Iceberg uses a tiered metadata structure: a table metadata file points to snapshots, which reference manifest lists, which reference manifest files that track individual data files. Every operation creates a new snapshot and new metadata files, giving Iceberg ACID guarantees without scanning all data. This layered design is what enables time travel and consistent reads across concurrent operations.

When should you choose Copy-on-Write over Merge-on-Read?

Copy-on-Write suits read-heavy workloads with infrequent updates, such as append-heavy batch pipelines, because reads avoid any merge step and stay fast.

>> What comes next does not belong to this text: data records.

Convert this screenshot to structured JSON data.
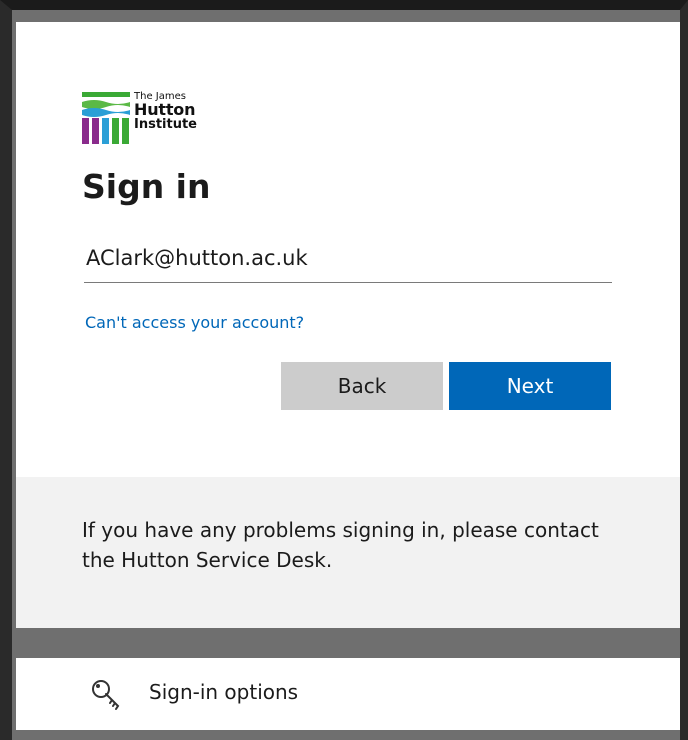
{
  "logo": {
    "line1": "The James",
    "line2": "Hutton",
    "line3": "Institute",
    "icon": "james-hutton-logo",
    "colors": [
      "#3aa935",
      "#2a9fd6",
      "#8a2a8c"
    ]
  },
  "title": "Sign in",
  "email_input": {
    "value": "AClark@hutton.ac.uk"
  },
  "cant_access_link": "Can't access your account?",
  "buttons": {
    "back": "Back",
    "next": "Next"
  },
  "footer": {
    "text": "If you have any problems signing in, please contact the Hutton Service Desk."
  },
  "sign_in_options": {
    "label": "Sign-in options",
    "icon": "key-icon"
  },
  "colors": {
    "accent": "#0067b8",
    "back_button": "#cccccc",
    "footer_bg": "#f2f2f2"
  }
}
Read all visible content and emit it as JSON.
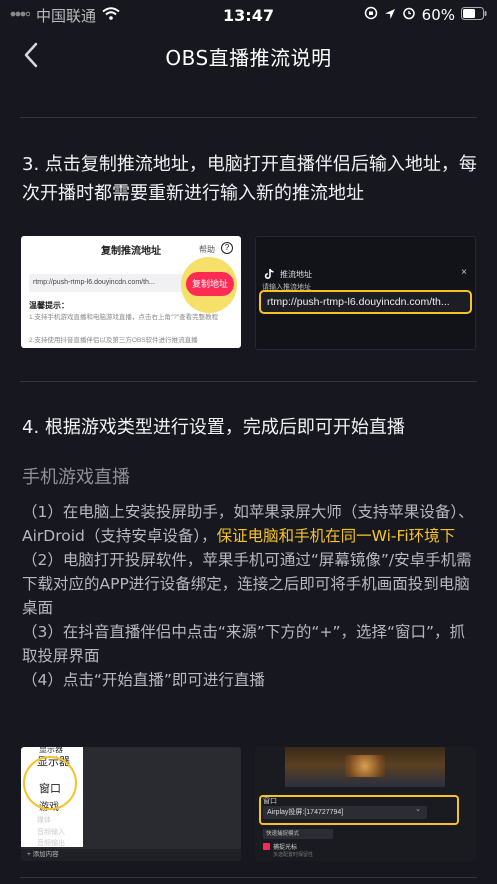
{
  "status": {
    "carrier": "中国联通",
    "time": "13:47",
    "battery": "60%"
  },
  "nav": {
    "title": "OBS直播推流说明"
  },
  "step3": {
    "title": "3. 点击复制推流地址，电脑打开直播伴侣后输入地址，每次开播时都需要重新进行输入新的推流地址"
  },
  "shot1": {
    "title": "复制推流地址",
    "help": "帮助",
    "url": "rtmp://push-rtmp-l6.douyincdn.com/th...",
    "copy_button": "复制地址",
    "tips_title": "温馨提示：",
    "tip1": "1.支持手机游戏直播和电脑游戏直播，点击右上角\"?\"查看完整教程",
    "tip2": "2.支持使用抖音直播伴侣以及第三方OBS软件进行推流直播"
  },
  "shot2": {
    "header": "推流地址",
    "label": "请输入推流地址",
    "url": "rtmp://push-rtmp-l6.douyincdn.com/th..."
  },
  "step4": {
    "title": "4. 根据游戏类型进行设置，完成后即可开始直播"
  },
  "mobile": {
    "subtitle": "手机游戏直播",
    "p1_a": "（1）在电脑上安装投屏助手，如苹果录屏大师（支持苹果设备）、AirDroid（支持安卓设备），",
    "p1_hl": "保证电脑和手机在同一Wi-Fi环境下",
    "p2": "（2）电脑打开投屏软件，苹果手机可通过“屏幕镜像”/安卓手机需下载对应的APP进行设备绑定，连接之后即可将手机画面投到电脑桌面",
    "p3": "（3）在抖音直播伴侣中点击“来源”下方的“+”，选择“窗口”，抓取投屏界面",
    "p4": "（4）点击“开始直播”即可进行直播"
  },
  "shot3": {
    "items": [
      "显示器",
      "窗口",
      "游戏",
      "媒体",
      "音频输入",
      "音频输出"
    ],
    "add": "+ 添加内容"
  },
  "shot4": {
    "section": "窗口",
    "select": "Airplay投屏:[174727794]",
    "mode": "快速捕捉模式",
    "checkbox": "捕捉光标",
    "note": "多选配置时保留性"
  },
  "colors": {
    "background": "#17181f",
    "accent_red": "#fe2c55",
    "highlight": "#f5c325"
  }
}
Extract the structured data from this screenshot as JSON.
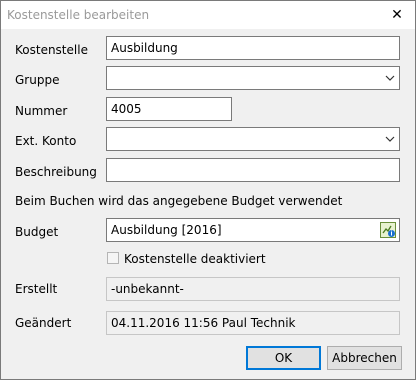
{
  "dialog": {
    "title": "Kostenstelle bearbeiten",
    "close_glyph": "✕"
  },
  "form": {
    "kostenstelle": {
      "label": "Kostenstelle",
      "value": "Ausbildung"
    },
    "gruppe": {
      "label": "Gruppe",
      "value": ""
    },
    "nummer": {
      "label": "Nummer",
      "value": "4005"
    },
    "ext_konto": {
      "label": "Ext. Konto",
      "value": ""
    },
    "beschreibung": {
      "label": "Beschreibung",
      "value": ""
    },
    "budget_hint": "Beim Buchen wird das angegebene Budget verwendet",
    "budget": {
      "label": "Budget",
      "value": "Ausbildung [2016]"
    },
    "deaktiviert": {
      "label": "Kostenstelle deaktiviert",
      "checked": false
    },
    "erstellt": {
      "label": "Erstellt",
      "value": "-unbekannt-"
    },
    "geaendert": {
      "label": "Geändert",
      "value": "04.11.2016 11:56 Paul Technik"
    }
  },
  "buttons": {
    "ok": "OK",
    "cancel": "Abbrechen"
  },
  "colors": {
    "accent": "#0078d7",
    "dialog_bg": "#f0f0f0",
    "title_text": "#9a9a9a"
  }
}
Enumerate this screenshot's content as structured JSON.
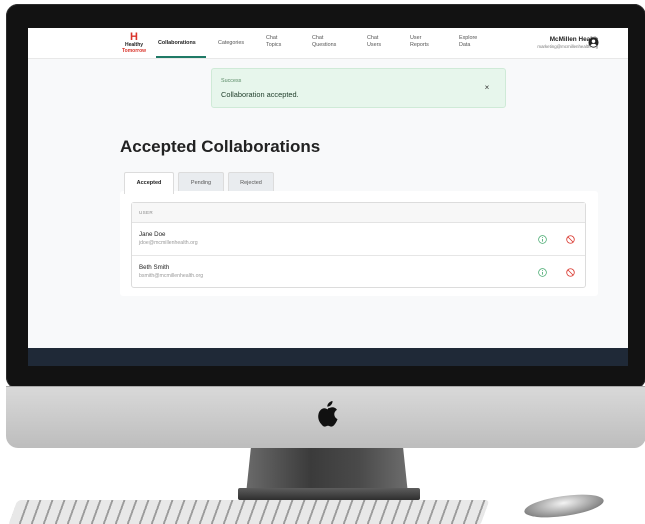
{
  "brand": {
    "mark": "H",
    "line1": "Healthy",
    "line2": "Tomorrow"
  },
  "nav": [
    {
      "label": "Collaborations",
      "active": true
    },
    {
      "label": "Categories"
    },
    {
      "label": "Chat\nTopics"
    },
    {
      "label": "Chat\nQuestions"
    },
    {
      "label": "Chat\nUsers"
    },
    {
      "label": "User\nReports"
    },
    {
      "label": "Explore\nData"
    }
  ],
  "account": {
    "name": "McMillen Health",
    "email": "marketing@mcmillenhealth.org"
  },
  "toast": {
    "title": "Success",
    "message": "Collaboration accepted.",
    "close": "×"
  },
  "page": {
    "title": "Accepted Collaborations"
  },
  "tabs": [
    {
      "label": "Accepted",
      "active": true
    },
    {
      "label": "Pending"
    },
    {
      "label": "Rejected"
    }
  ],
  "table": {
    "header": "USER",
    "rows": [
      {
        "name": "Jane Doe",
        "email": "jdoe@mcmillenhealth.org"
      },
      {
        "name": "Beth Smith",
        "email": "bsmith@mcmillenhealth.org"
      }
    ]
  },
  "icons": {
    "user": "user-circle-icon",
    "info": "info-circle-icon",
    "block": "ban-icon",
    "apple": "apple-logo-icon"
  },
  "colors": {
    "accent": "#1f7a66",
    "success_bg": "#e7f6ec",
    "brand_red": "#d9342b",
    "info_green": "#3fa66a",
    "block_red": "#d9342b"
  }
}
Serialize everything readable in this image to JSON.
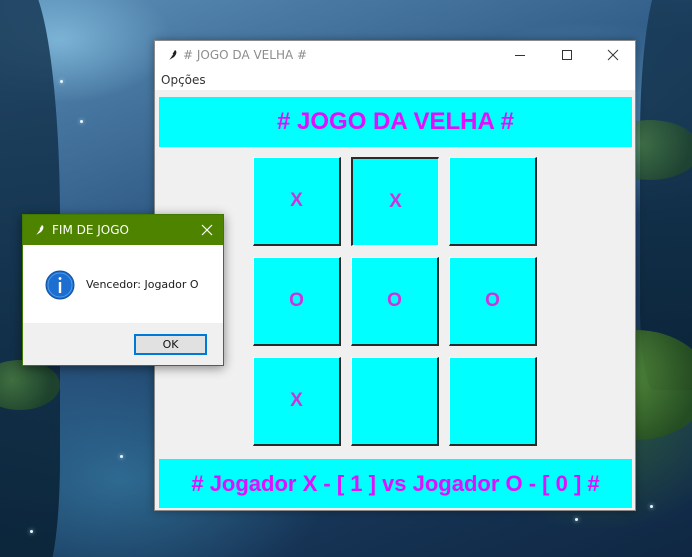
{
  "main_window": {
    "title": "# JOGO DA VELHA #",
    "icon": "feather-icon",
    "controls": {
      "minimize": "minimize-icon",
      "maximize": "maximize-icon",
      "close": "close-icon"
    },
    "menu": {
      "items": [
        "Opções"
      ]
    },
    "banner_title": "# JOGO DA VELHA #",
    "board": [
      [
        "X",
        "X",
        ""
      ],
      [
        "O",
        "O",
        "O"
      ],
      [
        "X",
        "",
        ""
      ]
    ],
    "score_text": "# Jogador X - [ 1 ] vs Jogador O - [ 0 ] #"
  },
  "dialog": {
    "title": "FIM DE JOGO",
    "icon": "feather-icon",
    "close": "close-icon",
    "message_icon": "info-icon",
    "message": "Vencedor: Jogador O",
    "ok_label": "OK"
  },
  "colors": {
    "cell_bg": "#00ffff",
    "banner_text": "#e010ff",
    "dialog_titlebar": "#4e8300",
    "ok_focus": "#0078d7"
  }
}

Merge-on-Read fits write-heavy workloads where frequent updates would make rewriting whole files too costly. The right choice depends on whether your tables are read more often or written more often, and Iceberg lets you set the mode per table.

Why does Iceberg keep old data files after an update or delete?

Iceberg never modifies data files in place, so older files stay on storage as long as a snapshot still references them, which is what makes time travel and rollback possible. Over time these accumulate and increase storage use. Regular maintenance such as compaction and snapshot expiration is needed to reclaim space, and IOMETE exposes Iceberg maintenance operations to keep table size in check.